Şarkıcı Gülşen’e orkestra arkadaşıyla şakalaşırken kullandığı bir ifade nedeniyle verilen 10 ay hapis cezasının gerekçesi açıklandı. Mahkemeye göre, Gülşen’e ceza verilmeseydi “barış ve hoşgörü ortamı somut bir şekilde tehlikeye atılacaktı.”
Gülşen’in geçen nisanda verdiği bir konserde, orkestra arkadaşına “İmam hatipte okumuş. Sapıklığı oradan geliyor” sözlerinin yer aldığı bir video 24 Ağustos 2022’de Twitter’de dolaşıma sokulmuştu. Videonun yayılmasının ardından Twitter’da ‘#GülşenTutuklansın’ diye etiket açılmıştı.
Gülşen hakkında soruşturma başlatılmış, aynı gün ‘halkı kin ve düşmanlığa alenen tahrik‘ suçlamasıyla tutuklama kararı verilmişti.
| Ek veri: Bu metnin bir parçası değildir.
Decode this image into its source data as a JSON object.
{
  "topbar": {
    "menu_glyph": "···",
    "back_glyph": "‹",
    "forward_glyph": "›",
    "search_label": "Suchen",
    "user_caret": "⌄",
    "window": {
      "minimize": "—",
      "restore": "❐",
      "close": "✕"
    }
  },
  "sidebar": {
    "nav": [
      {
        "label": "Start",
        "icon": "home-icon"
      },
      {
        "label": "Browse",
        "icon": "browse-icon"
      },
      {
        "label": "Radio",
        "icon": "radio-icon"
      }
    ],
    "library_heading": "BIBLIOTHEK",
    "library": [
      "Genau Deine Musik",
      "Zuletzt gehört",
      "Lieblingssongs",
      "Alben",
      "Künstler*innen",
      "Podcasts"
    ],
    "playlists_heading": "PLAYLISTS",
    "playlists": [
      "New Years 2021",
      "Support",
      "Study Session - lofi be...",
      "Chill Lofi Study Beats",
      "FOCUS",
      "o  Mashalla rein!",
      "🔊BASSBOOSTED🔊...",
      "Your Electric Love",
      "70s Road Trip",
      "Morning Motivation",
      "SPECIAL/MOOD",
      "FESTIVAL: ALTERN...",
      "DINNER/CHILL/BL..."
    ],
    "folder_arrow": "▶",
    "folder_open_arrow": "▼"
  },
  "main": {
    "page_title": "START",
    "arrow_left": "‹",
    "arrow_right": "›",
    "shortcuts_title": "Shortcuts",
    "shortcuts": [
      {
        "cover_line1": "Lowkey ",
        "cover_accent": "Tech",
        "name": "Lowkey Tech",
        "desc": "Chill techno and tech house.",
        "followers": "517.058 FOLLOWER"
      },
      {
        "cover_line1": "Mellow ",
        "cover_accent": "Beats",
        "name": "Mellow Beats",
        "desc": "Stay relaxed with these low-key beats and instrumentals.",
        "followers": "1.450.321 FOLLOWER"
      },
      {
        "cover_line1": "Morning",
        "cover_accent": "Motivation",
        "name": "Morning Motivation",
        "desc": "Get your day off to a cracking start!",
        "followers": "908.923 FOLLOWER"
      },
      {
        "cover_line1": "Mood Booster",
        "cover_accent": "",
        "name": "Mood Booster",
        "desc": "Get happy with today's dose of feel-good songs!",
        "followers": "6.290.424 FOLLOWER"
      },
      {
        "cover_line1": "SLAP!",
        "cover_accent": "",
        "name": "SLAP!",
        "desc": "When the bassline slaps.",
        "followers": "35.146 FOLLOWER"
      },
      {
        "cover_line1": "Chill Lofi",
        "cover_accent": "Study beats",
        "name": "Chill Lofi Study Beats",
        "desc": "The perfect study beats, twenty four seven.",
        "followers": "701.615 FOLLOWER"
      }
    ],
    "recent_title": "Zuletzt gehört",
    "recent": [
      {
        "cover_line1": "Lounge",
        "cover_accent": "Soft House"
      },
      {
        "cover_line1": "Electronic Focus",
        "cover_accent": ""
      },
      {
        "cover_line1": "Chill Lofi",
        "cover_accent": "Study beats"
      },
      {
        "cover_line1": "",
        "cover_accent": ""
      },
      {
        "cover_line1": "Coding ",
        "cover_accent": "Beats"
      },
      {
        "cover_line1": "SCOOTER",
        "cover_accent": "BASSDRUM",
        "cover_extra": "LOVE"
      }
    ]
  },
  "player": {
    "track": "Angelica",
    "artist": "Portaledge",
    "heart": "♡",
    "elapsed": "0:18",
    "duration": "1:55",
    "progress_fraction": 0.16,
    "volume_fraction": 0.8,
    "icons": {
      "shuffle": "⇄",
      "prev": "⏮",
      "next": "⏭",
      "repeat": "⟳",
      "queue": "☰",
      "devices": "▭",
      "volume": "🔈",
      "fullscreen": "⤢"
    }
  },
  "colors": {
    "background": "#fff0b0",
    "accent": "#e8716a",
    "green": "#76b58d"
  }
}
Bakırköy Cezaevi’nde dört gün kalan Gülşen, İstanbul 27’nci Asliye Ceza Mahkemesi tarafından 29 Ağustos’ta ‘konutu terk etmeme’ adli kontrol şartıyla tahliye edilmişti.
Daha sonra Gülşen’in ev hapsi kararına itiraz üzerine üst mahkemece ev hapsinin kaldırılmasına karar verilmişti.
İstanbul başsavcılığının hazırladığı iddianamede şarkıcı Gülşen’in ‘halkı kin ve düşmanlığa alenen tahrik etme’ suçlamasıyla üç yıla kadar hapsi isteniyordu. İddianamedeki 702 müşteki arasında İstanbul İmam Hatip Lisesi mezunu Sanayi ve Teknoloji Bakanı Mustafa Varank ve Gaziantep Önder İmam Hatipliler Derneği de yer alıyordu.
Cem Yılmaz'ın "Do Not Disturb" filminin galası yapıldı
GEREKÇELİ KARAR
Yargılamayı yapan mahkeme, geçtiğimiz günlerde gerekçeli kararını açıkladı. Kararda, imam hatipliler ‘Türk Ceza Kanunu’nun 216’ncı maddesinde belirtilen halkın bir kesimi kavramına dair insan topluluğu’ olarak tarif edildi.
Mahkeme, söz konusu kanunun düzenlenme amacının kamu barışı, kamu güvenliği, toplumun huzur ve refahı olduğunu aktardı ve ‘imam hatip mezunlarından oluşan büyük topluluğun’ kapsam dışında bırakılması durumunda kanunun düzenlenme amacının bertaraf edilme tehlikesi oluşabileceğini belirtti.
Gerekçeli karara göre, Gülşen’e beraat kararı verilmesi durumunda ‘sözlerin muhatabı olan bu büyük sayıdaki toplum kesiminde oluşan infial karşılıksız kalacaktı.’ Bu durumda maddenin düzenlenme amacında belirtilen barış ve hoşgörü ortamı somut bir şekilde tehlikeye atılacaktı.
HAKİMİN SORULARI
Hakim Fahrettin Düzalan, gerekçeli kararda bazı sorular da sordu. “Eğer insan hakları, evrensel hukuk, Avrupa İnsan Hakları Mahkemesi kriterlerinden bahsedilecekse toplumda sayı olarak bir çoğunluk oluşturan herhangi bir halk kesimine ‘sapık’ ifadesini kullanmak bu kriterlerden hangisine uymaktadır” diye soran Düzalan, ‘bu kriterlerin hangisinin bir mantık ve vicdan çerçevesine oturduğu’ sorusunu da yöneltti.
101 sayfalık gerekçeli kararın 96 sayfasında Gülşen’den şikayetçi olan kişilerin isimleri ve ifadeleri yer alırken, geri kalan beş sayfada da mahkemenin hükmü ve gerekçesine yer verildi.
KARARA İTİRAZ EDİLDİ
Gülşen, avukatları aracılığıyla karara itiraz etti. Hükmü kuran mahkeme, cezanın açıklanmasını geri bırakmıştı. Bu nedenle itirazı değerlendiren İstanbul 31’inci Ağır Ceza Mahkemesi, hükmün açıklanmasının geri bırakılmasının Gülşen’in lehine olduğunu değerlendirdi. Hükmün açıklanmasının geri bırakılması kararının usul ve yasaya uygun olduğuna hükmeden mahkeme, dosyayı kendi mahkemesine iade etti. Bu süreçte, Anayasa Mahkemesi, hükmün açıklanmasının geri bırakılması düzenlemesini iptal etti. Gülşen’in avukatı Emek Emre’nin verdiği bilgiye göre, bu düzenleme yürürlüğe girince dosya istinaf mahkemesine taşınacak.